Había muchas mujeres sentadas allí horas y horas; parecían dormir o meditar y de vez en cuando se escuchaba una prece bisbiseada. Todos se hablaban en voz baja y junto al oído.
Los hombres viejos, con sus cabezas calvicanas, en actitudes reverentes, parecían grandes pecadores arrepentidos, y los jóvenes pecadores, de pecado mortal.
Miraban todos los devotos con ira los grupos de turistas que recorrían curiosos el templo.
Lo que más se destacaba de todas las mujeres al entrar eran los pies, que parecían más grandes.
A doña Milagros se le olvidaba que tenía que volver a su casa. Se encontraba siempre a gusto allí, menos cuando había grandes funerales; el Des Ire, grandioso y potente, tenía, más que acentos de súplica, ecos de la maldición de Jehová y la impresionaba fuertemente.

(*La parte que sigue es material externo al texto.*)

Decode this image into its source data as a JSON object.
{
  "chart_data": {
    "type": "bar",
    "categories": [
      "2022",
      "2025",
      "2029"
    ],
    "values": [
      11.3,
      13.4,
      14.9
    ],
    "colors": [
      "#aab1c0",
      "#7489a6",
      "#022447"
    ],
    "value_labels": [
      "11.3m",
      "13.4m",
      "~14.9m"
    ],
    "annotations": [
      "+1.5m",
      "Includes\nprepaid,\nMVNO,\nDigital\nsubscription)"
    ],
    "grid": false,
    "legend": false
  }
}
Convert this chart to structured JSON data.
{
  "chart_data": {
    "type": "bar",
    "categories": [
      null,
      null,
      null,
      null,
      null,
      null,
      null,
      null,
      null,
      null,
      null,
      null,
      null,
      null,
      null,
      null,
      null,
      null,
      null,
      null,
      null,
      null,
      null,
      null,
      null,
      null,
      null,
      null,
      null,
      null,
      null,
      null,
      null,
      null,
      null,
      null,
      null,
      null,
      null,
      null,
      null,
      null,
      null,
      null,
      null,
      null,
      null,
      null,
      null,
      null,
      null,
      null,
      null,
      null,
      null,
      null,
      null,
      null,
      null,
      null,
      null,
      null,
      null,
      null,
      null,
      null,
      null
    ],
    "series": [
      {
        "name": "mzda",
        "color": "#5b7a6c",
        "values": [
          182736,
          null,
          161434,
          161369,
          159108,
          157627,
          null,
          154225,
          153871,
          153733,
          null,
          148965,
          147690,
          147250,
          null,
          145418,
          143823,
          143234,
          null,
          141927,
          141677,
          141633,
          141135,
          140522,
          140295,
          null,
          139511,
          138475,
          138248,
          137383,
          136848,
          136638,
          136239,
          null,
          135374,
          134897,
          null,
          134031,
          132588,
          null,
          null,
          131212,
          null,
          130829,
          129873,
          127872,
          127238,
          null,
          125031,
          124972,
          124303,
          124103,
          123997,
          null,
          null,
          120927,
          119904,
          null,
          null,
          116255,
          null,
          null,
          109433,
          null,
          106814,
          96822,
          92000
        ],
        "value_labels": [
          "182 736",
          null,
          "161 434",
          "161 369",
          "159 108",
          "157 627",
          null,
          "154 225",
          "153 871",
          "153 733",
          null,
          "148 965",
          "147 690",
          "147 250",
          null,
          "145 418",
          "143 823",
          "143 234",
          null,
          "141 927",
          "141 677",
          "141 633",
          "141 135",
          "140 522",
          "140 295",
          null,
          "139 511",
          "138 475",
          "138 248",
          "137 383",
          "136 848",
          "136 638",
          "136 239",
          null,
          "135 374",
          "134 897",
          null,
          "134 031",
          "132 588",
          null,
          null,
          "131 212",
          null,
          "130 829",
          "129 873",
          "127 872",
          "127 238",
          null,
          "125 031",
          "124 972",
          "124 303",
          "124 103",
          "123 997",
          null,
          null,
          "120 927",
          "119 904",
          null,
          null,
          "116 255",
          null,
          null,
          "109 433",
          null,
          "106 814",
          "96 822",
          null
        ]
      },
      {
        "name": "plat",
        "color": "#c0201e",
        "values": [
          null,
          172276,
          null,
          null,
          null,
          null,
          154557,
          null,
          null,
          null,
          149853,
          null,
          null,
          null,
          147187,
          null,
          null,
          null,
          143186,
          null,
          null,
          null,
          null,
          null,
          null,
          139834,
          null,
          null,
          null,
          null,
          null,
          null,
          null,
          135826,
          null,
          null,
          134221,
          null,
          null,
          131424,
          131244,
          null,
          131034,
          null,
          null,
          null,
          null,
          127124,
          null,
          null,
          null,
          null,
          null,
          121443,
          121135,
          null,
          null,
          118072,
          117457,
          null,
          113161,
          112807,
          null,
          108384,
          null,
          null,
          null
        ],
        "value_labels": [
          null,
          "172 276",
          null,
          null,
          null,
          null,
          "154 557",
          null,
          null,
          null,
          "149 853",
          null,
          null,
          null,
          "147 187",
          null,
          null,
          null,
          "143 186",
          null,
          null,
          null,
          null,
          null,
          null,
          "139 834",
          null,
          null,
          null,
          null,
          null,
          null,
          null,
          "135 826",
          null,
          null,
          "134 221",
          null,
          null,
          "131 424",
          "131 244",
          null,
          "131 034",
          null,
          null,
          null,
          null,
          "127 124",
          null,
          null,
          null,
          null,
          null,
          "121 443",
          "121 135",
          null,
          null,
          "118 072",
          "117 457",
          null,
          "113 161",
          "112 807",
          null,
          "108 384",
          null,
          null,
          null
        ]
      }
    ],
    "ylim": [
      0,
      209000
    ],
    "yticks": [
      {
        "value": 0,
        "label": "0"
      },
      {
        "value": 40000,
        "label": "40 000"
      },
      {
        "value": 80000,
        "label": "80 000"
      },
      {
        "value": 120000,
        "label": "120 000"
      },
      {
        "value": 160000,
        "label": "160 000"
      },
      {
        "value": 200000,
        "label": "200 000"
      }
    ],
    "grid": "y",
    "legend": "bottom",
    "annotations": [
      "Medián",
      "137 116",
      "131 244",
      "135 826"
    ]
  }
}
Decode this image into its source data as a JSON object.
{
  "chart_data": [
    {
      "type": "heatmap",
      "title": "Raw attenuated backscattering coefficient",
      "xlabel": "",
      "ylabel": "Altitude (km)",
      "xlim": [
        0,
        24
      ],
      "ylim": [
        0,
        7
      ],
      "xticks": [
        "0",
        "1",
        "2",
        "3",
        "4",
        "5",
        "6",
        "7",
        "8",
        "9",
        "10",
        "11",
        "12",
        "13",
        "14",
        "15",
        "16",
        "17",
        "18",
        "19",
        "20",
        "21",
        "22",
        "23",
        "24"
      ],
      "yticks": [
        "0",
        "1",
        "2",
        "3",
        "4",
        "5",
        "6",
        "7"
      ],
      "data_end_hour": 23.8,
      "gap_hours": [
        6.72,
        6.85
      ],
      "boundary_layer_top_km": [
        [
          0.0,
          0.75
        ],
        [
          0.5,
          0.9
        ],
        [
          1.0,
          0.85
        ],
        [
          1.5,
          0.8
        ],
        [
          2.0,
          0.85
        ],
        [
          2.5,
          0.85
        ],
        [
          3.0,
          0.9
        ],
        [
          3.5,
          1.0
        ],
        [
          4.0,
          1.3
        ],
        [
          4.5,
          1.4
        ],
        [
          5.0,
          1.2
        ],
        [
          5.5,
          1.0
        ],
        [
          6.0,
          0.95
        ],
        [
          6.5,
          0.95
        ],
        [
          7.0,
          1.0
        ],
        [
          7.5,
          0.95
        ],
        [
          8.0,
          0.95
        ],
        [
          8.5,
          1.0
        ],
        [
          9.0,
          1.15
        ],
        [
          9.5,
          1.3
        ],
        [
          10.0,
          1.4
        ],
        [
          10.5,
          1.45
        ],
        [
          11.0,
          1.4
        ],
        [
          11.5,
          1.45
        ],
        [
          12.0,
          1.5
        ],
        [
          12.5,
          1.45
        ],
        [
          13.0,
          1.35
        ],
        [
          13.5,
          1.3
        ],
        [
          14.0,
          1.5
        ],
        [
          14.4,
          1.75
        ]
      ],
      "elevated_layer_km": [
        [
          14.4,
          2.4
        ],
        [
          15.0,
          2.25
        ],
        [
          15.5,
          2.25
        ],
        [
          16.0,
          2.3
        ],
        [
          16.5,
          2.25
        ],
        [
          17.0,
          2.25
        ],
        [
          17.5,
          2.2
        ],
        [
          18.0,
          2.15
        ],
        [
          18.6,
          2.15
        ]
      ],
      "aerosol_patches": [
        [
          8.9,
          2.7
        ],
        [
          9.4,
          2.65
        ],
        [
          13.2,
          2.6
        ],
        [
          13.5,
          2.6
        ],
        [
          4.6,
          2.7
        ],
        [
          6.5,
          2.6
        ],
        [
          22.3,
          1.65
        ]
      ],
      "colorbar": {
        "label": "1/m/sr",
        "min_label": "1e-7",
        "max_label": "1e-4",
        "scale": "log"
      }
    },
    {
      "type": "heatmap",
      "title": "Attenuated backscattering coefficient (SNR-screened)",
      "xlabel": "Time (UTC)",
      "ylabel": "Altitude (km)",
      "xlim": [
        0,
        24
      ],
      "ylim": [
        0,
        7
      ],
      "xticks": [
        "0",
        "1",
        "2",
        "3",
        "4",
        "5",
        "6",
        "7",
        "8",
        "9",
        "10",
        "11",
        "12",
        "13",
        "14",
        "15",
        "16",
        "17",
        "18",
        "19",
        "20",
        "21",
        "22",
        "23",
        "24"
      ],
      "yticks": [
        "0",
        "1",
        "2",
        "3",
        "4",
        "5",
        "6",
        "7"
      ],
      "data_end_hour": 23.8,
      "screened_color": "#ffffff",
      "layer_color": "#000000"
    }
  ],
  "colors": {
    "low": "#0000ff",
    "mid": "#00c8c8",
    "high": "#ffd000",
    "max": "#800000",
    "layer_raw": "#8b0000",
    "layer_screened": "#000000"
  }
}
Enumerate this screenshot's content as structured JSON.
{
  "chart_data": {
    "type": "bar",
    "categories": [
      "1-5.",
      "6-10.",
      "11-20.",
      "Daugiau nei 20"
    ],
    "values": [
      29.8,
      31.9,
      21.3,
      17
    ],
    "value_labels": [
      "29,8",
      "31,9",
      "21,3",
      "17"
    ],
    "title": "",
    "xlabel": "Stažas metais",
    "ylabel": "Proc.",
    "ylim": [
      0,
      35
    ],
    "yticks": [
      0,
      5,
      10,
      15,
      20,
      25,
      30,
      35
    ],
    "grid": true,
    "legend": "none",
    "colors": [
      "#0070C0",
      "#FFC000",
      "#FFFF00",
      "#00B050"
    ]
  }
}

Era muy religiosa, porque rezaba mucho y no se metía a discutir lo que no podía entender. Cada día era mayor su fervor y su intransigencia con los que no pensaban como ella. Precisamente había reñido con doña Anita, a la que tanto quería, porque ésta andaba ahora tratando de probar con el Antiguo Testamento, que los israelitas en el desierto fueron comunistas, y que en el Nuevo Testamento se ve el comunismo triunfante entre los primeros cristianos.
Eso y el que le quisieran hacer creer que los apóstoles, y hasta San José y la Virgen, fueron judíos, la sacaban de tino.
Se desesperaba con su catarro porque la privaba de ir a la iglesia hacía ya una semana.
Le anunciaron una visita. Una señora desconocida, vestida de negro y con velito.
—Perdóneme, señora —le dijo la desconocida—. Temo molestarla pero… ¿No me conoce usted?
—En este momento…
—Soy la que ocupo el reclinatorio enfrente del suyo en la iglesia.
—¡Ah!
—Tantos días sin verla me han inquietado… y he dicho… ¿Estará enferma esa señora?… Me he atrevido a preguntar… Como da la casualidad que vivo en la casa de al lado…
Y doña Milagros no la dejó salir sin tomar chocolate; pero se quedó intranquila y comentó con sus hijas:
—Acaso es una llamada de Dios. No estaba lo bastante enferma para dejar de ir a misa. ¡Nadie se preocupa más que de vivir su vida, y vamos dejando desierta la Casa del Señor!